# Minimum model

A project log for Discrete component object recognition

Inspired by a recent paper, the goal is to develop a system that can recognize numbers from the MNIST database without a microcontroller

# Goal

The goal of this task is to evaluate the best model for a discrete component object recognition system.

The first task would be to obtain a reference. Typical MNIST classifiers are well below 5% error rate (https://en.wikipedia.org/wiki/MNIST_database#Classifiers). We'll use a reference random forest, with no pre-processing on our reduced dataset.

# Benchmark model

The dataset was reduced using the tools shown in https://hackaday.io/project/170591/log/175172-minimum-sensor and evaluated using the same metrics from the previous task.

Training the Random Forest does tax the system quite significantly. The training of a 10k dataset using parallel processing consumed all 8 cores of my laptop at full blast for a good few minutes.

The resulting random forest has the following characteristics:

• 500 trees
• Accuracy 83.6%

Considering that:

• The pixel density used was 4 x 4, instead of 28x28; and,
• Only 10k records were used and there was no pre-processing on the data, the fit is OK.

The fit for individual values was good and most digits were over 80%.

```        0         1         2         3         4         5         6         7         8         9
0.8257426 0.8731284 0.9075908 0.8347743 0.8348018 0.8653367 0.9028459 0.8548549 0.7389061 0.7337058 ```

Our aim is to make a model, based on decision trees, that could be implemented using discrete components that should match the accuracy of the random forest model.

# Decision tree models

The choice of decision trees is due to the simplicity of this model with regards to its later implementation using discrete components.

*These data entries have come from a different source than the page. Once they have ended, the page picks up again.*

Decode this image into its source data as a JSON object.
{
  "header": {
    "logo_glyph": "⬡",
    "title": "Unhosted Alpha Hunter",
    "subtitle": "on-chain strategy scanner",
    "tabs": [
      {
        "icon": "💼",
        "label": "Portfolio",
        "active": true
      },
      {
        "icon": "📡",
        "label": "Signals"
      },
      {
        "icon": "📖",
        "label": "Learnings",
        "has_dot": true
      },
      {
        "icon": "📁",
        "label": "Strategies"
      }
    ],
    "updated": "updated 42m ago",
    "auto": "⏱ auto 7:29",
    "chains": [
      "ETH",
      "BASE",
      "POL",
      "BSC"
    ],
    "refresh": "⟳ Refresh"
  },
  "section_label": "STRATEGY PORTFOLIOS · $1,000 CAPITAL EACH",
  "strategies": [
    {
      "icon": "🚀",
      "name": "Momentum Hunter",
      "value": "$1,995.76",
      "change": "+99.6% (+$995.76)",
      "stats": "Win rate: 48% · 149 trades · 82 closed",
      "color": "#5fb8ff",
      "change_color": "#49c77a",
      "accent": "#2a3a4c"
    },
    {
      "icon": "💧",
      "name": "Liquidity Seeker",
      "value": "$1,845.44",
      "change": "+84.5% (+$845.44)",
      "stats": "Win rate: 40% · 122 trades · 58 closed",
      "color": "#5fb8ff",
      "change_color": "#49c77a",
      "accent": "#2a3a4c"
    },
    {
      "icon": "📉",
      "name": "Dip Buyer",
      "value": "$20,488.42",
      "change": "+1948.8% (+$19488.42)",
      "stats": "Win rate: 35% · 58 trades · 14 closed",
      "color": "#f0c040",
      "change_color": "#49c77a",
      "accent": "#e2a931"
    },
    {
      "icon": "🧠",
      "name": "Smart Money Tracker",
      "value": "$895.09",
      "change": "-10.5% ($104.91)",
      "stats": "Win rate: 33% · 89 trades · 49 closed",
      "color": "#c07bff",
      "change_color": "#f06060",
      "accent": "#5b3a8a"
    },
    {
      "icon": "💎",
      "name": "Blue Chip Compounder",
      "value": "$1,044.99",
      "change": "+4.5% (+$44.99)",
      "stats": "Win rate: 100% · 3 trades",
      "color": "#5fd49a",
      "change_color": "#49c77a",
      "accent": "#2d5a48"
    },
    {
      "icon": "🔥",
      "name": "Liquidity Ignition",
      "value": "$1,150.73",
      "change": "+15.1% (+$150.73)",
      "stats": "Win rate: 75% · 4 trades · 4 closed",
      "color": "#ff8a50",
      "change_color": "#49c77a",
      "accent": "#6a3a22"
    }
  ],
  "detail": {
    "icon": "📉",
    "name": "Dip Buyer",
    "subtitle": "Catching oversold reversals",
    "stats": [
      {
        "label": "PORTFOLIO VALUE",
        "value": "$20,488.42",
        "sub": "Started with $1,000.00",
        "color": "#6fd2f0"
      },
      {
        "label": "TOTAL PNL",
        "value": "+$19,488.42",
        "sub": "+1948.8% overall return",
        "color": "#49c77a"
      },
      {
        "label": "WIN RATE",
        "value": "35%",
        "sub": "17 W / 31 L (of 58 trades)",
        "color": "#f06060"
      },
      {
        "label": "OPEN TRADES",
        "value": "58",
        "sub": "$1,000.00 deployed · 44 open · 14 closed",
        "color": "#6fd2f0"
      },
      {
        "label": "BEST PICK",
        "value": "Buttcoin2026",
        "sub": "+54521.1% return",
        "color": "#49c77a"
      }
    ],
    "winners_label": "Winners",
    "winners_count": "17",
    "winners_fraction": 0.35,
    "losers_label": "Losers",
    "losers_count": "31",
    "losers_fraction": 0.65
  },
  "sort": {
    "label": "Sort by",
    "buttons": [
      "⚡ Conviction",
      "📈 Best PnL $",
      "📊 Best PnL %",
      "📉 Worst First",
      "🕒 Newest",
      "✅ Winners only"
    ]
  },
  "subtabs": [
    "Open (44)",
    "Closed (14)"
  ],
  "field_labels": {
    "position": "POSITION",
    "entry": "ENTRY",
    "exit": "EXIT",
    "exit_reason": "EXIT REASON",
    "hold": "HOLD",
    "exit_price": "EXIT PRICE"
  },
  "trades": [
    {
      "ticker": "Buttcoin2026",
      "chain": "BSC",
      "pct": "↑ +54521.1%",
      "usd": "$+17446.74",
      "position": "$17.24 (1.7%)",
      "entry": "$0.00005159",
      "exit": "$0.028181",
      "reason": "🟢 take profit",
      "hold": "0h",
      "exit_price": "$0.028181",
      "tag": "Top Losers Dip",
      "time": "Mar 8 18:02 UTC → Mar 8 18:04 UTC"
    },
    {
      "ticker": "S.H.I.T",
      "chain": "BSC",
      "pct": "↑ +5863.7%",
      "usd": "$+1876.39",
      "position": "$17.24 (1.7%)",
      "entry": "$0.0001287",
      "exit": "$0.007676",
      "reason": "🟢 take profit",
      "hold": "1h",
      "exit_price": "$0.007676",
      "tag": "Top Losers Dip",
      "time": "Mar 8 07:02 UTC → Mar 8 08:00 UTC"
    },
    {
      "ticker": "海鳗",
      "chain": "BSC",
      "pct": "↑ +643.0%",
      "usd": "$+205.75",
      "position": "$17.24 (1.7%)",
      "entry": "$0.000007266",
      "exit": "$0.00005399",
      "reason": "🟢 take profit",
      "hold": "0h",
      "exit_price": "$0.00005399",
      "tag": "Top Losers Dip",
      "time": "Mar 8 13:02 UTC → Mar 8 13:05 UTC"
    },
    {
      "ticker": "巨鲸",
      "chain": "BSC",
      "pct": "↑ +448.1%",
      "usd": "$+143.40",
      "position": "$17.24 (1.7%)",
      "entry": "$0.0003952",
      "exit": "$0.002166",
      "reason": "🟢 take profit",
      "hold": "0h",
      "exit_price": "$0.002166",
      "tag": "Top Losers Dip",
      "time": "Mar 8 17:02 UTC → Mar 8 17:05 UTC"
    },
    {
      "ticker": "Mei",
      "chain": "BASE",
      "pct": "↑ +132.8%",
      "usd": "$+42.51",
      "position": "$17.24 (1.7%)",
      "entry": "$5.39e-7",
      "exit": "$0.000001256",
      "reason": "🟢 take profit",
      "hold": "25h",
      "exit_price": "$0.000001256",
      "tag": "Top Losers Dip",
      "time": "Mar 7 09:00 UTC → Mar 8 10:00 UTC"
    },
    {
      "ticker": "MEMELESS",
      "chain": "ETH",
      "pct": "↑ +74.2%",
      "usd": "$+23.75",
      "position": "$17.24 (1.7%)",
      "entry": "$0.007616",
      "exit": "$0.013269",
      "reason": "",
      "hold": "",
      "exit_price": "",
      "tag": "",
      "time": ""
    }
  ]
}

Each split on a decision tree would take into account a single pixel and evaluated using discrete components.

By tuning the complexity parameters, we can increase the complexity of the tree in order to try and fit a decision tree that will approach the accuracy of the random forest.

The table below shows the effect on accuracy of the cp parameter:

```      cp      Accuracy
0.0010000000 0.6921987
0.0005000000 0.7162860
0.0003333333 0.7295383
0.0002500000 0.7375396
0.0002000000 0.7389565
0.0001666667 0.7412902
0.0001428571 0.7423737
0.0001250000 0.7422904
0.0001111111 0.7422904
0.0001000000 0.7411235```

The default cp parameter for the rpart package in R is 0.01 and with successive iterative reduction we obtain no visible increase in accuracy with cp below 0.00025 and we're still quite a way away from the target accuracy obtained with the random forest.

Even settling for a cp of 0.0025, assuming there's a limit on what can be achieved with decision trees, the result is mindboggling. The resulting tree has a total of 300 nodes or splits.

Could it be implemented using discrete components? Definitely. Maybe.

# Conclusion

Decision trees can achieve a reasonable accuracy at recognizing the MNIST dataset, at a complexity cost.

The resulting tree can reach a 73% accuracy which is just shy of the 75% target we set out in this project.